If you have yearly expenses, spread the costs over your monthly budget by dividing the total by twelve.
Budget 30% for wants
Wants are your non-essential spending, such as:
- Eating out and takeout
- Entertainment (e.g. movies and sports tickets)
- Going out with friends
Once you start to categorize your spending, you will notice that many ‘needs’ are really ‘wants.’
Some grocery items might be a luxury rather than a necessity, and a cheaper alternative to an Uber is walking, biking or riding the streetcar.
Try to spend less than 30% on wants so you can put the extra money into your savings.
Budget 20% for savings or repaying debt
After caring for your basic needs and wants, you can allocate the leftover money to savings or clearing your debts. Ideally, try to save 20% of your paycheque.
Paying off debts with high interest rates (credit card debt and loans) should be first on your list, then move on to your other debts. Build long-term savings; a good way to save money is to use a tax-advantaged account like an RRSP or TFSA.
It’s also good to have enough money saved to cover at least three months of basic expenses to draw on in case of job loss or unexpected costs, such as car repairs.

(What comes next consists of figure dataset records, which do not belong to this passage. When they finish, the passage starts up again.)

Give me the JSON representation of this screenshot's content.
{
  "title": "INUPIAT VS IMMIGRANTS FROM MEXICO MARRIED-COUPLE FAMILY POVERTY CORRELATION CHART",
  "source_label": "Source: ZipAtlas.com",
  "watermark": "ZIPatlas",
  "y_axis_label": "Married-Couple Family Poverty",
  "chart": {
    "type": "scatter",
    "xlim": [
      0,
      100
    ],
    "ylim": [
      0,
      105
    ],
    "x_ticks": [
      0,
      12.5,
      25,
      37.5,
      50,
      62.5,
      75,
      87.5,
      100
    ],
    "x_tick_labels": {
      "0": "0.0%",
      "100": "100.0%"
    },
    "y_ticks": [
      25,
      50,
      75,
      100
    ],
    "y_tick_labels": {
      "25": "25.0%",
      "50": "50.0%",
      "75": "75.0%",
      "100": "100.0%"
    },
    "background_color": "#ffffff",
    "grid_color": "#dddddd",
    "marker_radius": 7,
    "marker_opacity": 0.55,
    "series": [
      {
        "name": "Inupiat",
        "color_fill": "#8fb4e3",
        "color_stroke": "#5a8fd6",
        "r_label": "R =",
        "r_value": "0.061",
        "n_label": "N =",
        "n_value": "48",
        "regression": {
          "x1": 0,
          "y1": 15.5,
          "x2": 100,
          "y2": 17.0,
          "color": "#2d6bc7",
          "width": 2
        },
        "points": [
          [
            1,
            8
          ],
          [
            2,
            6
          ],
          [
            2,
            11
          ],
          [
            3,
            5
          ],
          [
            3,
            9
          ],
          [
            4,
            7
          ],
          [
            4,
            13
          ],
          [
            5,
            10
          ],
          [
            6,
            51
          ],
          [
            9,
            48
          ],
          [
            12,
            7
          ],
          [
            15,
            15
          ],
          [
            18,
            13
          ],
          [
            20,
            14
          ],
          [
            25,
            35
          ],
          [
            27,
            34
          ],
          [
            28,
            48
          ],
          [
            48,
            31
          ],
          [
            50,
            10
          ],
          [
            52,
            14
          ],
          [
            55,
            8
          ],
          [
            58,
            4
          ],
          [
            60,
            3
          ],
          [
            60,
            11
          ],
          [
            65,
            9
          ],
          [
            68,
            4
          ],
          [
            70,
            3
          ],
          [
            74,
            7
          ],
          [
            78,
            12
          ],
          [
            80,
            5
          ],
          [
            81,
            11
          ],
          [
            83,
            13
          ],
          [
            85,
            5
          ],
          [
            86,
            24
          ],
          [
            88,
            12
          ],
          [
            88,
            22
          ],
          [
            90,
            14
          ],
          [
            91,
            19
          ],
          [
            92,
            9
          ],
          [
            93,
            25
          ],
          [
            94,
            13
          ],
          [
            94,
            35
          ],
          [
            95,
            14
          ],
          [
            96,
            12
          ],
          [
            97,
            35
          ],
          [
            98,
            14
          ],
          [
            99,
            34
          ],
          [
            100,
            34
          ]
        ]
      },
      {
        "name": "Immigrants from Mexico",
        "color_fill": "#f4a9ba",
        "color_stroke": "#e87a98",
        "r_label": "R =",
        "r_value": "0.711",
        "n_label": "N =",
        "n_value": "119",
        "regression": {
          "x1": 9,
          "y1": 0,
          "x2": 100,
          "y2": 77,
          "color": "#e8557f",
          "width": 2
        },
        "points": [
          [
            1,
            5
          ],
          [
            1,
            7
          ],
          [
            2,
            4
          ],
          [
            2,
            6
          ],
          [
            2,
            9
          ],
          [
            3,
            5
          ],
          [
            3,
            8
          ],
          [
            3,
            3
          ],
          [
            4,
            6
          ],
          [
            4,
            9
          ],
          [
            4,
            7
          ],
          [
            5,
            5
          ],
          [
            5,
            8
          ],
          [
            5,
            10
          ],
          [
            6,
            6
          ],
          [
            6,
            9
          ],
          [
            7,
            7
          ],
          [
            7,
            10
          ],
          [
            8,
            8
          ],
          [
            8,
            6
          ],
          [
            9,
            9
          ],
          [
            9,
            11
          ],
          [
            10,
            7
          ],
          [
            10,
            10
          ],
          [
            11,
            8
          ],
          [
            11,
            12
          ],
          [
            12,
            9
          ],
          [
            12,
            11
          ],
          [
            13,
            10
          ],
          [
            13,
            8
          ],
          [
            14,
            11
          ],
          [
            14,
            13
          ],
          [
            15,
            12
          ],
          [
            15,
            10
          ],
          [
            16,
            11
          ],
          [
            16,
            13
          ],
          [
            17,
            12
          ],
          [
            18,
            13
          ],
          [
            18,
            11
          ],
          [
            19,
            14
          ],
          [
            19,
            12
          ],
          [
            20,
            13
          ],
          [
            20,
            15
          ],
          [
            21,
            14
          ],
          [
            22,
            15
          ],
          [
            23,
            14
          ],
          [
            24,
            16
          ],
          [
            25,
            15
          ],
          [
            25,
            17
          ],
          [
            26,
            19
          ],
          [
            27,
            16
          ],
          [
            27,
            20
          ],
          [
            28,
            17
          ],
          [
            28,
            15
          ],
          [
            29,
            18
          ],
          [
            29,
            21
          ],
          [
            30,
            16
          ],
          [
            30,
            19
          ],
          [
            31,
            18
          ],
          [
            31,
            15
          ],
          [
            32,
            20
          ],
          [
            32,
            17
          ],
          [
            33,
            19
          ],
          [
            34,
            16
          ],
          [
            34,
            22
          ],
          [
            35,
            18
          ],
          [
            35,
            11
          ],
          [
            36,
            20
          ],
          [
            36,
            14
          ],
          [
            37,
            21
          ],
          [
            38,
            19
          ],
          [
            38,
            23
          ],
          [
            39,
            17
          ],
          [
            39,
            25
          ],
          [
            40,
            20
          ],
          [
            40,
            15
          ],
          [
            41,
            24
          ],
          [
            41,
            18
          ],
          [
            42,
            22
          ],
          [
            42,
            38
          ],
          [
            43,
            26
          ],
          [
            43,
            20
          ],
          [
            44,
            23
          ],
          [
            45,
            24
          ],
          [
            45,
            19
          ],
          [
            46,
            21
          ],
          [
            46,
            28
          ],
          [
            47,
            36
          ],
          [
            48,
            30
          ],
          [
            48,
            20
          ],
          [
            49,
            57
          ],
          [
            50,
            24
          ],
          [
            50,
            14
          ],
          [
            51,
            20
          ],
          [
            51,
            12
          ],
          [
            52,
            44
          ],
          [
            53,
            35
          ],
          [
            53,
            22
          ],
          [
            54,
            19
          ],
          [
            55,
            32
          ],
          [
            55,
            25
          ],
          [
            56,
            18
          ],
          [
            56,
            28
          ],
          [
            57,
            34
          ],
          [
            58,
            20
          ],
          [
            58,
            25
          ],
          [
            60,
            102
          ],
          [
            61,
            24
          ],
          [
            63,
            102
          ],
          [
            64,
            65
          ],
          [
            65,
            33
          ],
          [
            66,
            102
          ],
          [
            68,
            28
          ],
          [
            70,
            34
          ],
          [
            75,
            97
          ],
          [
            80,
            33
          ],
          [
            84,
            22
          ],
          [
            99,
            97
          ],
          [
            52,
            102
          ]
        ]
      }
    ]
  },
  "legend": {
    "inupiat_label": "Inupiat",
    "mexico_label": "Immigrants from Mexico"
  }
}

Is the 50/30/20 rule realistic?
The 50/30/20 budgeting rule may not work for everyone. Use the percentages as a guideline and adjust your budget based on your income, expenses, and financial goals to ensure it’s realistic.
Tips for budgeting using the 50/30/20 rule
To establish your budget, calculate how much you earn after tax and divide it into each budget group:
- Needs: 50%
- Wants: 30%
- Savings: 20%
You can use our 50/30/20 budget calculator to automatically divide your income.
Review your bank accounts, credit card statements and receipts to examine your spending patterns over the last few months and label each expense as a need or a want.
Add up your expenses for each category to determine whether your budget is balanced. If you’re spending too much in one category, look for ways to reduce your spending.
Can you adopt better money habits to save money or increase your income? Can you reduce your grocery spending or cancel subscriptions you can live without?
Once you perfect your 50/30/20 budget, try it for a month to ensure it’s realistic.
Alternatives to the 50/30/20 budgeting rule
While the 50/30/20 budgeting rule is in trend at the moment, there are some 50/30/20 budget alternatives that might fit better.
When you use a zero-based budget, you allocate every dollar of your income to individual categories until no money is left.
This approach can be more time-consuming but provides a detailed account of your spending. Budgeting apps like YNAB use zero-based budgeting.
Another alternative is the envelope budgeting method. You split your income into envelopes for specific expenses, such as groceries or entertainment.
You can only spend what’s in each envelope. If you put $200 in the grocery envelope, you can only spend that amount. This is a strict way to avoid overspending.
Budgeting isn’t easy, but it is rewarding in the long run. The 50/30/20 budgeting rule is a good place to start and can be tweaked to suit your financial situation. When trying to save or pay down debt aggressively, adjust your needs and wants accordingly.
Ultimately, the best budgeting method depends on your financial situation and goals. Explore different options and find a method that works for you.